The dominance of REM-related OSA in women raises risk because sleep disturbances during REM sleep are associated with adverse cardiometabolic outcomes including prevalent and incident hypertension, Dr. Mehra noted. “REM-related OSA may also adversely impact glucose metabolism,” she said, “even in the absence of non-REM obstructive sleep apnea.”

Regarding OSA treatment and responsivity, Dr. Mehra said that preliminary, post hoc data from a randomized, controlled trial of the impact of continuous positive airway pressure (CPAP) therapy on cardiovascular biomarkers showed a sex-specific effect. “There were differences in men versus women in terms of responsiveness with regards to biomarkers of inflammation and oxidative stress ... with reductions from CPAP observed in women but not in men,” said Dr. Mehra, a co-investigator of the study.

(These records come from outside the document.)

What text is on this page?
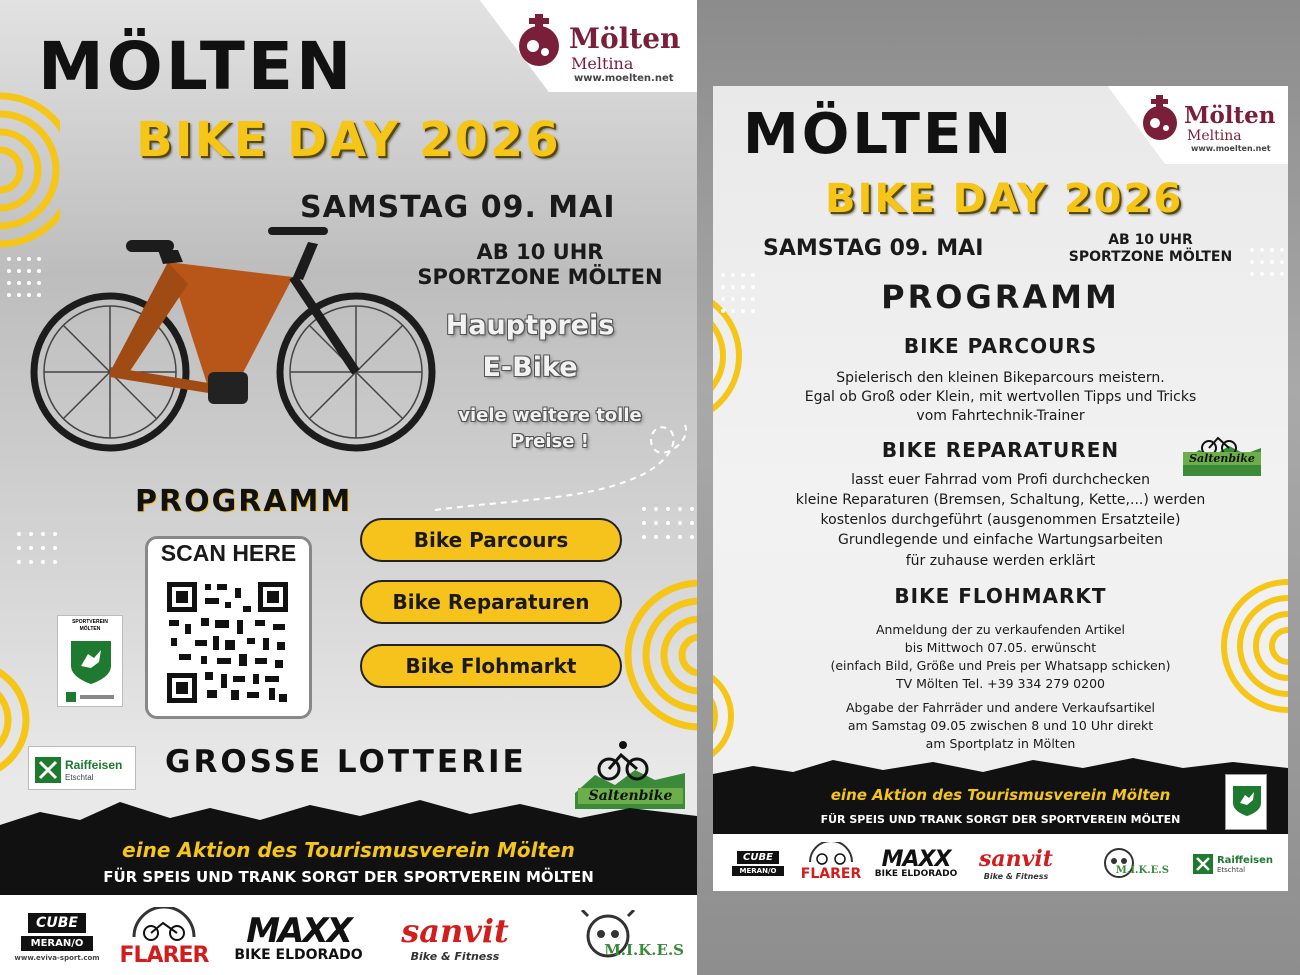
Mölten
Meltina
www.moelten.net
MÖLTEN
BIKE DAY 2026
SAMSTAG 09. MAI
AB 10 UHR
SPORTZONE MÖLTEN
Hauptpreis
E-Bike
viele weitere tolle
Preise !
PROGRAMM
SCAN HERE	Bike Parcours
Bike Reparaturen
Bike Flohmarkt
SPORTVEREIN
MÖLTEN
Raiffeisen
Etschtal GROSSE LOTTERIE
Saltenbike
eine Aktion des Tourismusverein Mölten
FÜR SPEIS UND TRANK SORGT DER SPORTVEREIN MÖLTEN
CUBE
MERAN/O
www.eviva-sport.com FLARER
MAXX
BIKE ELDORADO
sanvit
Bike & Fitness	M.I.K.E.S
Mölten
Meltina
www.moelten.net
MÖLTEN
BIKE DAY 2026
SAMSTAG 09. MAI	AB 10 UHR
SPORTZONE MÖLTEN
PROGRAMM
BIKE PARCOURS
Spielerisch den kleinen Bikeparcours meistern.
Egal ob Groß oder Klein, mit wertvollen Tipps und Tricks
vom Fahrtechnik-Trainer
BIKE REPARATUREN
lasst euer Fahrrad vom Profi durchchecken
kleine Reparaturen (Bremsen, Schaltung, Kette,...) werden
kostenlos durchgeführt (ausgenommen Ersatzteile)
Grundlegende und einfache Wartungsarbeiten
für zuhause werden erklärt
Saltenbike
BIKE FLOHMARKT
Anmeldung der zu verkaufenden Artikel
bis Mittwoch 07.05. erwünscht
(einfach Bild, Größe und Preis per Whatsapp schicken)
TV Mölten Tel. +39 334 279 0200
Abgabe der Fahrräder und andere Verkaufsartikel
am Samstag 09.05 zwischen 8 und 10 Uhr direkt
am Sportplatz in Mölten
eine Aktion des Tourismusverein Mölten
FÜR SPEIS UND TRANK SORGT DER SPORTVEREIN MÖLTEN
CUBE
MERAN/O	FLARER
MAXX
BIKE ELDORADO
sanvit
Bike & Fitness	M.I.K.E.S
Raiffeisen
Etschtal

The data suggests, she said that “these biomarkers may be more responsive to treatment and a reversal of sleep apnea pathophysiology in women.”

Women also appear to respond better than men to upper airway nerve stimulation (UAS), she said, referring to an international registry study showing a 3.6-fold higher odds of responsiveness to the therapy relative to men. Women in the study were 60% less likely to be approved by insurance for UAS, however, making it “a public policy issue, said Dr. Mehra, a coinvestigator.

Dr. Rajagopal, Dr. Mehra, and Dr. Lal all reported that they had no potential conflicts of interest.